White House Plans To Hold 7500 Immigrant Children Near Toxic Dump

Reprinted with permission from DCReport.

The Trump administration has drawn up plans for another tent city for migrant children in Texas that would hold up to 7,500 children in a camp built on or next to a former dump and not far from Superfund sites.

The 70-acre camp at Goodfellow Air Force Base in San Angelo in West Texas would be similar to the infamous camp in the border town of Tornillo that closed in January.
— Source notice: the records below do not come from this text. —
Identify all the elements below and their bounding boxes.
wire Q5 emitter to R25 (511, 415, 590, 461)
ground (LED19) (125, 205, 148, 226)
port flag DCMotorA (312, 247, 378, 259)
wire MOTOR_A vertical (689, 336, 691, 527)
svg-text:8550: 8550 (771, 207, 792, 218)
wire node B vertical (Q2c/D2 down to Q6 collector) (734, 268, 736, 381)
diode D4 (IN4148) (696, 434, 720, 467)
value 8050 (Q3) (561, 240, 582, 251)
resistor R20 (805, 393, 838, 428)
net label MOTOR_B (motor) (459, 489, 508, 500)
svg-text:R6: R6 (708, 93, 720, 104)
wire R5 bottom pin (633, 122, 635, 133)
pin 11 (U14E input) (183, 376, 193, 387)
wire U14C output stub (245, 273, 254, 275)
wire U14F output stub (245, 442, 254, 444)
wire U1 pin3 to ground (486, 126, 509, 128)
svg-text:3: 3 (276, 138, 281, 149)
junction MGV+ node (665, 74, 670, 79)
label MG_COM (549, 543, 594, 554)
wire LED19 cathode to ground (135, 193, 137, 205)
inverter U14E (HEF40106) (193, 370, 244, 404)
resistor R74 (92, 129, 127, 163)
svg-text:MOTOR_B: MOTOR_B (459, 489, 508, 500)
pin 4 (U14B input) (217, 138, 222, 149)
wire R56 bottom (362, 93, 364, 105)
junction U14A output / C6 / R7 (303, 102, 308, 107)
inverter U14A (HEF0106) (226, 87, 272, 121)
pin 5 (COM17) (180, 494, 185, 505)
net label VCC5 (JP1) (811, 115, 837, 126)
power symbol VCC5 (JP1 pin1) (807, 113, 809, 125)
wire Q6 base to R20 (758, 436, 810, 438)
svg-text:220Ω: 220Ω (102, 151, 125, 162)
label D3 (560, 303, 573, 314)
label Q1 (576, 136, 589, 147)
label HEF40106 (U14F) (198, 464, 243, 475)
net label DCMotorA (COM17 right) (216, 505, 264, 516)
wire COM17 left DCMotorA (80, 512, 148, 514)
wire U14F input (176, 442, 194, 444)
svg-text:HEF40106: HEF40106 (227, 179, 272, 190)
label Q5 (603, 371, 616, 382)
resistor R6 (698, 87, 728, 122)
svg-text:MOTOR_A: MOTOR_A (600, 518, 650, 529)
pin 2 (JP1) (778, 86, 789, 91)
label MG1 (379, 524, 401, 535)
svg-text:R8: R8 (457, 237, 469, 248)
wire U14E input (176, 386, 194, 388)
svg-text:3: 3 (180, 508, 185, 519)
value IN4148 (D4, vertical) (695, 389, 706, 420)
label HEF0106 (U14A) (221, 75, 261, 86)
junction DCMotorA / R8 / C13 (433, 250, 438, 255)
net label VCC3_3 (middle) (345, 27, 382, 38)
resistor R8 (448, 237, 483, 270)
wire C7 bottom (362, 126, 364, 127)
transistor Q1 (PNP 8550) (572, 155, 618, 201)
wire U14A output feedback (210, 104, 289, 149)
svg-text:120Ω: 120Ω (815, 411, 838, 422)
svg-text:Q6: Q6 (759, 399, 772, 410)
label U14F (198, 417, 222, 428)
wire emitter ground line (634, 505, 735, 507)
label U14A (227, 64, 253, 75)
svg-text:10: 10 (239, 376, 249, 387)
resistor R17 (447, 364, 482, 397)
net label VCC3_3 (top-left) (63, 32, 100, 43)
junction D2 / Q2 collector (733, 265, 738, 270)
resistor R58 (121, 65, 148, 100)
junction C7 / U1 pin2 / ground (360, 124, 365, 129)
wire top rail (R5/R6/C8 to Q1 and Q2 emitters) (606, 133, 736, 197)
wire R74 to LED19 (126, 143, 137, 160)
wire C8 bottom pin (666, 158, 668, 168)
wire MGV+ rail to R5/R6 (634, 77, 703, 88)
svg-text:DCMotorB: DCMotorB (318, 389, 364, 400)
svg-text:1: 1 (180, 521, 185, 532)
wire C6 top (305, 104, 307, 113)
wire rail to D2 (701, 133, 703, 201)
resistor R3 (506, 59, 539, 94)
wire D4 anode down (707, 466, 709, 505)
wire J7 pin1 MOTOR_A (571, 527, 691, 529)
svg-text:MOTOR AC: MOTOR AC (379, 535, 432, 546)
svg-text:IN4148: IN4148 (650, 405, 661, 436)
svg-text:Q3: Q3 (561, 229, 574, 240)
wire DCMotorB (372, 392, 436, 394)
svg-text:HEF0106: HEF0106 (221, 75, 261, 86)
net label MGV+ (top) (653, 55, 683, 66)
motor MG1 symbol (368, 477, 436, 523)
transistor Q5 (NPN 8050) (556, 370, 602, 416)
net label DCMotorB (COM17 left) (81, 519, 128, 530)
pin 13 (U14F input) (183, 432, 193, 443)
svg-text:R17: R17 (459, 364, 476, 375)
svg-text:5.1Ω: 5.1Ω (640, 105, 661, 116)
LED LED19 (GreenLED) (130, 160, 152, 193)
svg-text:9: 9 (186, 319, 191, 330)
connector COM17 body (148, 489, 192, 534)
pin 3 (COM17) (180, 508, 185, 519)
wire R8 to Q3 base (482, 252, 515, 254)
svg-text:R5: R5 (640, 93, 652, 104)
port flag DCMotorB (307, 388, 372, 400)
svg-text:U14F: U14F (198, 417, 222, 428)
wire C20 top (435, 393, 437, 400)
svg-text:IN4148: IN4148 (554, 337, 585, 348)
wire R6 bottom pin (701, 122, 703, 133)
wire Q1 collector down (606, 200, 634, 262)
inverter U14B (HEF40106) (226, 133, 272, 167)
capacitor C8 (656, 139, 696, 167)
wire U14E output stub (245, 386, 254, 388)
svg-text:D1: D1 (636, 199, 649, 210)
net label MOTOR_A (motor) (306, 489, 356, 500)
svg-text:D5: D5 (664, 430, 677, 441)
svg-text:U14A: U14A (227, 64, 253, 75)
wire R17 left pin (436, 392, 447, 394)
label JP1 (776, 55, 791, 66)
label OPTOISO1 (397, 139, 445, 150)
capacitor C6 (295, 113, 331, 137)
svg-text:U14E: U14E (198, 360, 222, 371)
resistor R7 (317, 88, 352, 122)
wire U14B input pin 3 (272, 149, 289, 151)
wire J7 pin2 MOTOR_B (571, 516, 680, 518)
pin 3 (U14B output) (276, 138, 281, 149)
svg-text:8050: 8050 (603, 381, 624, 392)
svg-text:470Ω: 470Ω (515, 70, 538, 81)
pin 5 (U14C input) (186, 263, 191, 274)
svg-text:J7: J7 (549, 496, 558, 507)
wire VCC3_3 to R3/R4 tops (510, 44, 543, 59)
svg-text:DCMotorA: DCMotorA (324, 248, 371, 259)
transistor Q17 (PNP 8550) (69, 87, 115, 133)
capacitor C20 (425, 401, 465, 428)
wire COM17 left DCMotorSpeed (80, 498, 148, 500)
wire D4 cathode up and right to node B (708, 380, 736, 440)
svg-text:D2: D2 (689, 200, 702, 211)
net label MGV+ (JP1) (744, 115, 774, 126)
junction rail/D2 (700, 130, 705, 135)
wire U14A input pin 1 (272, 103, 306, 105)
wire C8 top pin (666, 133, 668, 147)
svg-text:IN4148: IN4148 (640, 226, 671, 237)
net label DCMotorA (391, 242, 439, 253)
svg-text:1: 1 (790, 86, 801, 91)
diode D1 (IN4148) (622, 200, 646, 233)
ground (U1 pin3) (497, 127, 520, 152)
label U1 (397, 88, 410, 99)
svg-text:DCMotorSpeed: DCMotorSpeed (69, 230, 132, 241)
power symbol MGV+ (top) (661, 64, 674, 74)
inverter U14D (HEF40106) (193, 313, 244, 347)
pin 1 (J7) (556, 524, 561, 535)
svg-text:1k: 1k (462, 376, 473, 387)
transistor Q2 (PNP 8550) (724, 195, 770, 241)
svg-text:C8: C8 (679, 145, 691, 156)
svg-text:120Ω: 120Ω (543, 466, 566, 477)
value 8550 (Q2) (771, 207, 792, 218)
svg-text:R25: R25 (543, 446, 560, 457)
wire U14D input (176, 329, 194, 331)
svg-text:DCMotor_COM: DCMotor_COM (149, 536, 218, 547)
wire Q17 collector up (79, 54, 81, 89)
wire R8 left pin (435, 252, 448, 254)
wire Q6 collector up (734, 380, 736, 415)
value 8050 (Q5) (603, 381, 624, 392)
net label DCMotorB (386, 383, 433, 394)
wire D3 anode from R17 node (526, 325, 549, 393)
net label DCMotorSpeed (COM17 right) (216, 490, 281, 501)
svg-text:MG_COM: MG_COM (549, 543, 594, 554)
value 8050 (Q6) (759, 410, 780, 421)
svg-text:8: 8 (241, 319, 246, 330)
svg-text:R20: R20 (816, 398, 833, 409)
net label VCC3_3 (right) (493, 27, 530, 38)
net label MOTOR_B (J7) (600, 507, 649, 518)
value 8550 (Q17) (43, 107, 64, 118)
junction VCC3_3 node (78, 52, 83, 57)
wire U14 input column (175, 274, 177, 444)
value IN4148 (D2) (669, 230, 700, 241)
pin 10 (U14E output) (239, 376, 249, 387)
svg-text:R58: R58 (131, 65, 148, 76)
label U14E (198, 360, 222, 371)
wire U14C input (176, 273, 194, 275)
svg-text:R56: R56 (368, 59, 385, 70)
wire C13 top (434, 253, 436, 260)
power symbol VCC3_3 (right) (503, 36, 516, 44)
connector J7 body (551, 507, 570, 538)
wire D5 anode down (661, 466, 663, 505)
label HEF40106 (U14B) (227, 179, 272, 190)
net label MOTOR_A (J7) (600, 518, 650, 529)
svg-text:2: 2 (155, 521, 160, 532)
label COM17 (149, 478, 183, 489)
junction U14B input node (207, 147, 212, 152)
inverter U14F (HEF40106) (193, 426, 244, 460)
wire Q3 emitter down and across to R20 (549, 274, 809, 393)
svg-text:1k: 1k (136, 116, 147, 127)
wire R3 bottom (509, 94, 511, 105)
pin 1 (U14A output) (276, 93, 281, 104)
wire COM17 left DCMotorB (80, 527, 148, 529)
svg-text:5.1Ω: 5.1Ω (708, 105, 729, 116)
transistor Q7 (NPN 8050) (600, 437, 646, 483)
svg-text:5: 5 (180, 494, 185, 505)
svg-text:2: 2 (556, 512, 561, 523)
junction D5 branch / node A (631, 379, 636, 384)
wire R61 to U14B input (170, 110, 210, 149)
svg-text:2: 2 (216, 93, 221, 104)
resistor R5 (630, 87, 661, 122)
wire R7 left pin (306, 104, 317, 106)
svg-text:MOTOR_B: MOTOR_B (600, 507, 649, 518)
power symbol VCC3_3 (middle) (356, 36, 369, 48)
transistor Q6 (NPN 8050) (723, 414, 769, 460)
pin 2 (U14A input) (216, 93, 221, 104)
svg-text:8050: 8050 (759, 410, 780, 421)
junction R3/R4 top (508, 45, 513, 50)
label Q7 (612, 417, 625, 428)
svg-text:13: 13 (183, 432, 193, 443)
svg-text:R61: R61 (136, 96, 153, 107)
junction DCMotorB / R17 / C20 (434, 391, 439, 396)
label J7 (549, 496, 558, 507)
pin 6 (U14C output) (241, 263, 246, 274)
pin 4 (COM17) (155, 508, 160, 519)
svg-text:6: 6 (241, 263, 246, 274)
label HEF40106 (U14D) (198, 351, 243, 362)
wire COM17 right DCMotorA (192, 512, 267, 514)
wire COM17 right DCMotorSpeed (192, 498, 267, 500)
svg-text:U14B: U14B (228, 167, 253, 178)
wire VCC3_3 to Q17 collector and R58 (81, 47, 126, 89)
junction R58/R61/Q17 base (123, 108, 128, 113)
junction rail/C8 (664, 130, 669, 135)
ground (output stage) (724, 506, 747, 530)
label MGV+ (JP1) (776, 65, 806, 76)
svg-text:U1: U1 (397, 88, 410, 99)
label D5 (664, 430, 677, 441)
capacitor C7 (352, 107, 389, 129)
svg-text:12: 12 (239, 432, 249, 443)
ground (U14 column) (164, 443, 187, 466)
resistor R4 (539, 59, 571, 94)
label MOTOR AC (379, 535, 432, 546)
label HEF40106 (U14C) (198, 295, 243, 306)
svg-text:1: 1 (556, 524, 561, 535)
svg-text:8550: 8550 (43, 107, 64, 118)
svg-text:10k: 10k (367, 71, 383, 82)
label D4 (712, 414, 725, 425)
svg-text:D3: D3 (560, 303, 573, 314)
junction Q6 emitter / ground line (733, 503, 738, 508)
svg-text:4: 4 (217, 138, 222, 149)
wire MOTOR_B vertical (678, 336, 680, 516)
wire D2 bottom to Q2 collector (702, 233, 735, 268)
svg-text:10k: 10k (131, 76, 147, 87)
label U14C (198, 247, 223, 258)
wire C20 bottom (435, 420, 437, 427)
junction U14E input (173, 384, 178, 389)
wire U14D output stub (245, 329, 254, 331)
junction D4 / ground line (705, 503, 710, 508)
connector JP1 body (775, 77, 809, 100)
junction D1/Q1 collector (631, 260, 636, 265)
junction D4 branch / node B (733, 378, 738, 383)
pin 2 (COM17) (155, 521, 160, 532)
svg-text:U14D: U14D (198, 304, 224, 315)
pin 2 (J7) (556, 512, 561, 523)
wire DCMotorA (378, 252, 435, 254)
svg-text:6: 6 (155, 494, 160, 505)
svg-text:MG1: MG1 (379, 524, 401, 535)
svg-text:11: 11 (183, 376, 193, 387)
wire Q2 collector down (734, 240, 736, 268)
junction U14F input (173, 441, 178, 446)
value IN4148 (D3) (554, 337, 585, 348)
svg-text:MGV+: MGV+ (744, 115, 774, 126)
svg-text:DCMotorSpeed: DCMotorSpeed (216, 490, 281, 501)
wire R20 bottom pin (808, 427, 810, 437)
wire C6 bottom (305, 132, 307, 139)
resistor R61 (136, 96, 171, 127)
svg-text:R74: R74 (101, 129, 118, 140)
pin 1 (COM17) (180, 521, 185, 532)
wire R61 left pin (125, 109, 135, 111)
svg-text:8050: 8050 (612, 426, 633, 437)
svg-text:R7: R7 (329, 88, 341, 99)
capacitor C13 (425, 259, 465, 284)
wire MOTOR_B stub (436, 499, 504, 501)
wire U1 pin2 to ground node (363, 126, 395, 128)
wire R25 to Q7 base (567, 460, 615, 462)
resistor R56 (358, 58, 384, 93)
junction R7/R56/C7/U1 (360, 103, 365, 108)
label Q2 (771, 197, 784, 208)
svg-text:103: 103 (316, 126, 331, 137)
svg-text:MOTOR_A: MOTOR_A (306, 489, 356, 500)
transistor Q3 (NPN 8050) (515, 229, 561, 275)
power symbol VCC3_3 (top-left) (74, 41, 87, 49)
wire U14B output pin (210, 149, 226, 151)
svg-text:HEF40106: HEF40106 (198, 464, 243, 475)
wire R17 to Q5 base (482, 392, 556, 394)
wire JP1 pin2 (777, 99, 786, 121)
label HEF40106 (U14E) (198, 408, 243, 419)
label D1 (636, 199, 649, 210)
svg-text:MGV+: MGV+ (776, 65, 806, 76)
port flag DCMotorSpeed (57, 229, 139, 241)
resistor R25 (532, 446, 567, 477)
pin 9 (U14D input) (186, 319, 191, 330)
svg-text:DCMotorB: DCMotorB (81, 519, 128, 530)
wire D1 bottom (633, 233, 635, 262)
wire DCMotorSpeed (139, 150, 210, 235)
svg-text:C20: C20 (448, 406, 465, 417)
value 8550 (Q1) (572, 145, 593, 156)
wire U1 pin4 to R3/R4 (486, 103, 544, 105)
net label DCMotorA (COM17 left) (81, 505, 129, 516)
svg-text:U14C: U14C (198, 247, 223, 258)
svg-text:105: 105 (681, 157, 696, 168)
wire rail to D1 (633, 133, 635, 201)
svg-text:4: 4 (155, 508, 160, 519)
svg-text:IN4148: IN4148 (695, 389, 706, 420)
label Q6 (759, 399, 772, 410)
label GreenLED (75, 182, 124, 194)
Gregg Gnipp, a commander in the U.S. Public Health Service, is overseeing this for our nation’s health agency, according to planning documents.

“Public records show the migrant children’s housing site proposed for Goodfellow will be built atop a former landfill, in an area riddled with lead, benzene, and other chemicals particularly hazardous to children,” said Lisa Evans, an attorney for Earthjustice.

A health department spokesman said the Goodfellow site and other proposed sites in Arkansas and Texas are not under active consideration at this time.

Our nation’s only temporary camp for immigrant children is now in Homestead, Florida, near another Air Force Base. State child welfare regulations don’t apply to the camp.

The Hispanic Federation and other nonprofits sued the U.S. Army in federal court in August to try to get more documents about Goodfellow. The lawsuit is pending.

David Lang, a former hydrologist with the EPA’s Superfund program, studied documents that were available and recommended that residential housing not be built on top of the landfill until more studies are done.

Toxic chemicals, fuel and other waste were buried from 1970 to 1982 in a series of trenches in the 37-acre landfill in the southeast corner of the Air Force Base. The landfill was not properly closed by today’s standards.

Another area of the base was named a Superfund site in 2002 because of high levels of carbon tetrachloride which can cause liver and kidney damage. Much of the contamination was removed, and the Air Force has removed monitoring wells where the children’s camp would be built.

A former firing range was contaminated with lead which can cause brain damage and stunt growth. Soil from the firing range has been removed, but it is unclear if what is left is safe for children, according to Lang. There is no known safe level of lead in the body.

Children, whose organs are still developing, are more vulnerable to chemical poisoning than adults. Current evaluations when setting health and risk limits compare adverse health effects to a 70-kilogram  man.

IMAGE: The tent city near Tornillo, Texas, closed in January.